Über­schriften wie diese sind nach den sehr hohen Umsätzen im „Crash“-Monat März seit April in der Über­zahl, weil ent­weder die Han­dels­quote oder das Han­dels­vo­lumen oder beide zusammen unter dem lang­fris­tigen Durch­schnitt lagen.

In der hier zu bespre­chenden 20. Berichts­woche lag die Han­dels­quote, bezogen auf das für den News­letter gemel­dete Depot­vo­lumen, bei 1,30 Pro­zent (Vor­woche: 2,36%; Monats­schnitt im April: 1,42%). Das Han­dels­vo­lumen betrug 1,75 Mio. Euro (Vor­woche: 1,51 Mio. Euro).

Nach­haltig gemil­dertes Risiko?

Markt­be­ob­achter setzen teil­weise hohe Erwar­tungen in die Wir­kung der neu­er­lich extrem lockeren Geld­po­litik, die manchmal sogar kommt, bevor man sie ruft. Wenn schon nicht der Real­wirt­schaft, dann sollte die neue alte Geld­po­litik wenigsten wie bisher den Finanz­märkten helfen – so eine ver­brei­tete Ein­schät­zung.

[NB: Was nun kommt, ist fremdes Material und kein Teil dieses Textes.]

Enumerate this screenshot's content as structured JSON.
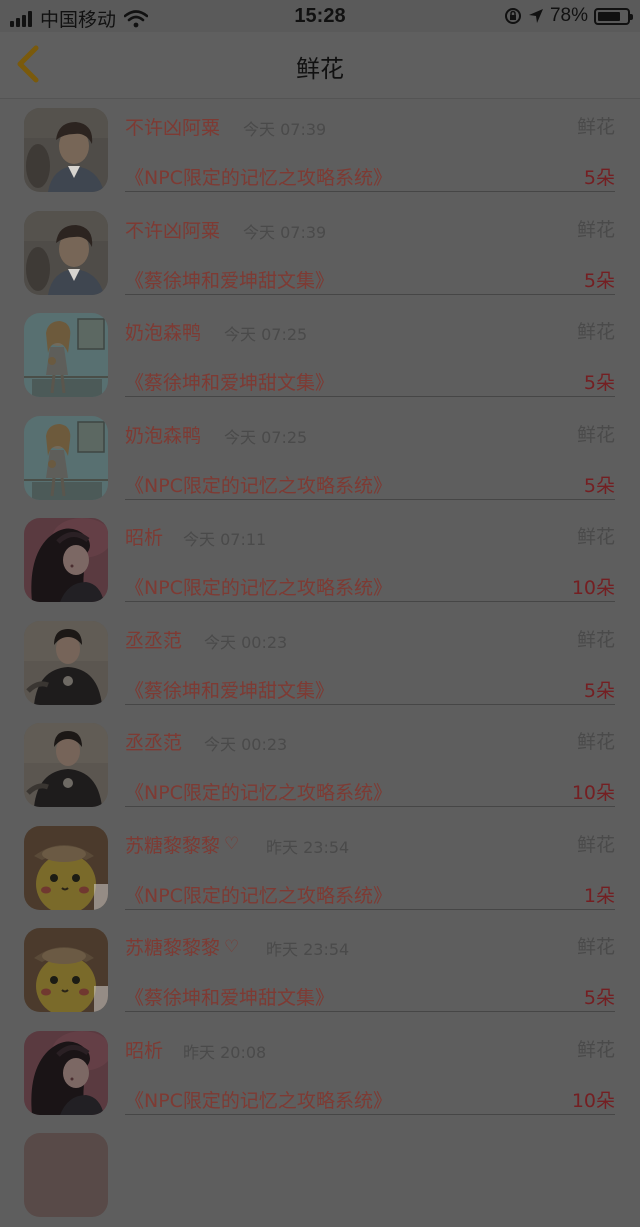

Die US-Notenbark ist bei­spiels­weise auch in den Kauf von Anleihen ein­ge­stiegen, die im Gefolge der Krise ihre Investment-Grade-Bewertung ver­loren haben und nun High-Yield sind. Im Bereich der Schwel­len­län­der­an­leihen rechnen Beob­achter nach dem Abver­kauf im März mit einer relativ güns­tigen Lage, auch hier wird auf posi­tive Effekte der Geld­po­litik gesetzt. Die Frage bleibt aber: Werden die Risiken in diesen Seg­menten dadurch in der län­geren Frist wirk­lich oder nur scheinbar gemil­dert?